Sadly I suspect we are headed for a no-deal exit, which will create serious hardship for thousands of innocent people who weren't blinded by the snake oil promises of people like Duncan-Smith, Gove and Farage. I'm utterly amazed May thinks people will fall for her "i'll resign if my deal goes through" promise. She knows of course it'll never go through so her promise was empty from the beginning.

Unknown said...

It's heading for another referendum, cause Chao's and MAYem: ho we need a second vote, the parliament is constipated. The solution is simple get rid of the people that caused the MAYem "the Tories" are you still not getting it...

Haravikk said...

It's entirely possible I'm delusional, but I think it's too early to be completely pessimistic about the indicative votes; the aim wasn't to pass anything on the first attempt, it was to get a feel for which options are viable, so the ones to look at are the ones that were soundly defeated namely no-deal and revoke (the two extremes) and O and H which were both nonsensical.

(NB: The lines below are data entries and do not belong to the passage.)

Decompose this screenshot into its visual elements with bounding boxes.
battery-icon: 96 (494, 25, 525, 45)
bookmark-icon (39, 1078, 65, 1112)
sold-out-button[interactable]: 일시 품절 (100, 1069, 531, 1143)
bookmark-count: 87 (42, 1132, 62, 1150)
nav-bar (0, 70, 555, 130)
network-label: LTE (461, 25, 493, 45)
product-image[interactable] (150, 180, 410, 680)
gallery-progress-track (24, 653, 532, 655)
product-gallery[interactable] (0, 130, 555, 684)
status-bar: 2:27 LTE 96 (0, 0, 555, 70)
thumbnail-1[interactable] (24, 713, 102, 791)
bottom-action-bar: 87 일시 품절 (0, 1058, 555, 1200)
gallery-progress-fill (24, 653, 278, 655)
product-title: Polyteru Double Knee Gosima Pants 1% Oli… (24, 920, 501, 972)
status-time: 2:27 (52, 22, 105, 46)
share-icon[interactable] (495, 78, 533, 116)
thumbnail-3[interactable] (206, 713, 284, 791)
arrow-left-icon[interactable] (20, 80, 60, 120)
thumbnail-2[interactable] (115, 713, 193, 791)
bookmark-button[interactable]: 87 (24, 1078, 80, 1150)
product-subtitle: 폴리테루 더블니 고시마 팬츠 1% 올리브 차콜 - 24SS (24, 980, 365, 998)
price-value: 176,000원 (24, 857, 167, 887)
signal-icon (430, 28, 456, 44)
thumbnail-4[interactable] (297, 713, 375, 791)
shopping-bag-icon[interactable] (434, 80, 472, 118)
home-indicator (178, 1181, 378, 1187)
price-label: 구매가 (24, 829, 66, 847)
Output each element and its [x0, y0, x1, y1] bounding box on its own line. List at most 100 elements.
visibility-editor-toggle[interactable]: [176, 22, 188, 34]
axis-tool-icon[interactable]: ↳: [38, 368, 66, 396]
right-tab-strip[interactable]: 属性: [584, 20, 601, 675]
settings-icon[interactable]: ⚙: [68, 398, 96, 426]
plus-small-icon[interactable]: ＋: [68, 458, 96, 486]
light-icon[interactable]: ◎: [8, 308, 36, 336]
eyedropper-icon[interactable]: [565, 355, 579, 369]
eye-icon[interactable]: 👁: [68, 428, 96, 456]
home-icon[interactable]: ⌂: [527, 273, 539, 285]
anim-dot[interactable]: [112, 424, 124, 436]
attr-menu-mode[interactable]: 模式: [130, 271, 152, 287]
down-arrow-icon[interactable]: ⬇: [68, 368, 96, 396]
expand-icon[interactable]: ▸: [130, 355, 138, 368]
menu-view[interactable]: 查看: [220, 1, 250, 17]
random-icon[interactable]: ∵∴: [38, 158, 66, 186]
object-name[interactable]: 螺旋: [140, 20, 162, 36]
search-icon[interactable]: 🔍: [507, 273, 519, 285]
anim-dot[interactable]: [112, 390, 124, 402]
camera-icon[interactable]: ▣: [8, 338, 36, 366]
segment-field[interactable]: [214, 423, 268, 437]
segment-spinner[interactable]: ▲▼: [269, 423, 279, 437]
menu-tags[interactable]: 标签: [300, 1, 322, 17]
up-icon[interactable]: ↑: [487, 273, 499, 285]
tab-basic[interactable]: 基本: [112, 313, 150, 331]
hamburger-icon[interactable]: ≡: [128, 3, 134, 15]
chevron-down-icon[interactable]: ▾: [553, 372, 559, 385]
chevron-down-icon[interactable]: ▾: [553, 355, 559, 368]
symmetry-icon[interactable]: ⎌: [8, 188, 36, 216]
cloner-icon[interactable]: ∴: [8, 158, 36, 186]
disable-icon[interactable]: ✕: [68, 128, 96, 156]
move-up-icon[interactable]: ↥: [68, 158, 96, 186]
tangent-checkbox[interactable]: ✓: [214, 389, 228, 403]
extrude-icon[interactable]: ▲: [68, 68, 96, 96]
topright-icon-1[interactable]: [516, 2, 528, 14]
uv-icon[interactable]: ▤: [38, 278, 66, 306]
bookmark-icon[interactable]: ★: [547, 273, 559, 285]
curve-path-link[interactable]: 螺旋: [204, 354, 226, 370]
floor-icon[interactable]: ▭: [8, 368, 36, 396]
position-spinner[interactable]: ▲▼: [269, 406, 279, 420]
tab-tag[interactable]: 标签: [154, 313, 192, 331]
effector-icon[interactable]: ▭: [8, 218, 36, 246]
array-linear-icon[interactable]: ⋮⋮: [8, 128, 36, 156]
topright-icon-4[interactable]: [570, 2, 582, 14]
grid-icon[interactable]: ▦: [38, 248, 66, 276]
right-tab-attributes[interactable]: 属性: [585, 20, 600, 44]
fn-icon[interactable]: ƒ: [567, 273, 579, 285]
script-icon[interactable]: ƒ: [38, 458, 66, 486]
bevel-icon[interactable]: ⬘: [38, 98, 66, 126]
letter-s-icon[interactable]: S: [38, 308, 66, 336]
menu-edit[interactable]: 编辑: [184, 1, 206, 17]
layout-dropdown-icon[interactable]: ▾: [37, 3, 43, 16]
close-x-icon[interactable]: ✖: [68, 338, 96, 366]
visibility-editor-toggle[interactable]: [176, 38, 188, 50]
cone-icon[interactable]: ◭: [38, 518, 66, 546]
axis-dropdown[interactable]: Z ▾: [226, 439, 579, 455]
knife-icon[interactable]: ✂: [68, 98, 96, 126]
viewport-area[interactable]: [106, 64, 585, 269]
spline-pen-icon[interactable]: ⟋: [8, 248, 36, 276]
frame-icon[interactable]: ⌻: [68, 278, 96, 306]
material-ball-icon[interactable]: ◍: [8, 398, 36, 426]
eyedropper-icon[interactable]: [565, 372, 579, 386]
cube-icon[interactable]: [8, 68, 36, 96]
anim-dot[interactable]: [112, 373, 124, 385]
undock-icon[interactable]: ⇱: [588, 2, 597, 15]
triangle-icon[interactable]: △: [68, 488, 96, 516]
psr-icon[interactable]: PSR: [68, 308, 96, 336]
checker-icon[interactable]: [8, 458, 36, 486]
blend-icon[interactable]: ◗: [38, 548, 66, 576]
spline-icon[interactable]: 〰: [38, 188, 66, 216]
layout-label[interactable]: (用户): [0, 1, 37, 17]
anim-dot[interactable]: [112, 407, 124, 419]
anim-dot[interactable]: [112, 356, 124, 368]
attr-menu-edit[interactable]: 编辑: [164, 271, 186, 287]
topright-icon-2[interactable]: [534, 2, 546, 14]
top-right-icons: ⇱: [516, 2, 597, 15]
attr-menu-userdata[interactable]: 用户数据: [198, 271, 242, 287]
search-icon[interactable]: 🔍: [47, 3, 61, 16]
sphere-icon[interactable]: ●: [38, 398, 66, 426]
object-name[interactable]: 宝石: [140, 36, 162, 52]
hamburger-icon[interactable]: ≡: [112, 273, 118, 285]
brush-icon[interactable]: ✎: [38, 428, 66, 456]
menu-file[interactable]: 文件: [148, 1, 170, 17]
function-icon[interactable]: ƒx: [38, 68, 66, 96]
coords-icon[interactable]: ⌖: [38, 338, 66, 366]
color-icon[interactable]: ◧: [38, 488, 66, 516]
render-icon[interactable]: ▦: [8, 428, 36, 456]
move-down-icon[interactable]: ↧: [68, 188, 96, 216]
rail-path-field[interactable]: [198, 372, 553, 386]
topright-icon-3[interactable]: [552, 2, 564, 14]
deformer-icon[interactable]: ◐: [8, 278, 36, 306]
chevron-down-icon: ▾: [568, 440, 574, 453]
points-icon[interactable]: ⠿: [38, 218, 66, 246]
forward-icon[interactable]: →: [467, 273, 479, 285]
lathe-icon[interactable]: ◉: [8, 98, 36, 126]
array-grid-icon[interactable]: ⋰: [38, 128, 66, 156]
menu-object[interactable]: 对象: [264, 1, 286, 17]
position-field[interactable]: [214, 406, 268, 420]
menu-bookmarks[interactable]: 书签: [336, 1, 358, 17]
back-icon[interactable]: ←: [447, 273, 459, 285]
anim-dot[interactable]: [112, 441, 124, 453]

The main points of interest are that both the customs-union (J) and public vote (M) had the narrowest margins of defeat, and both received more votes than Theresa May's deal has. J is of particular note as it was defeated by only 8 votes, with all 35 SNP MP's and 7 Lib Dems abstaining, and all 11 members of TINGE voting against a softer Brexit. Leaving aside the utter hypocrisy of TINGE, a customs union in the style of option J could very likely pass.

What is important now is what returns for voting on Monday now that the extremes are out of the running, as basically all that's left are three styles of "soft" Brexit and a vote on the final outcome; if an option for Customs Union + 2nd Referendum is presented then that has potential to pass, otherwise if Customs Union is presented without a second referendum then SNP and Lib Dems must be pushed to actually vote for it as their fantasy of simply halting Brexit simply doesn't have the support (and only stands to deepen the divides anyway).

Haravikk said...

Also forgot to add, but it's important not to have unrealistic expectations of the first round of votes; these are votes that should have taken place TWO YEARS ago, or actually even sooner (before article 50 was triggered), they were never going to reach an overwhelming consensus after just one day.

Now that MPs know what the cost of abstaining is, and seen their unicorns go doing in flames, hopefully some of them will shape up and vote properly next time.

Pal said...

@ Unknown 28 March, 2019 07:01

Fingers crossed because some people I know might not survive a post Brexit no-deal Britain. I'll struggle myself because of my illnesses, others are already struggling to survive Tory austerity.

Mr. Magoo said...

We're not going to leave the EU. Parliament doesn't like the deal; the EU has refused to renegotiate the deal; and nobody sensible wants us to leave with no deal.

Because we're not leaving the EU, the popularity of the Conservatives will drop like a stone. Here's a speech I'd LOVE to give to the parliamentary Conservative party:

Mr. Magoo said...

I'm sure I'm not alone on this, but, what is the difference between entering a customs union with the EU and "the backstop" part of May's deal? They both seem the same!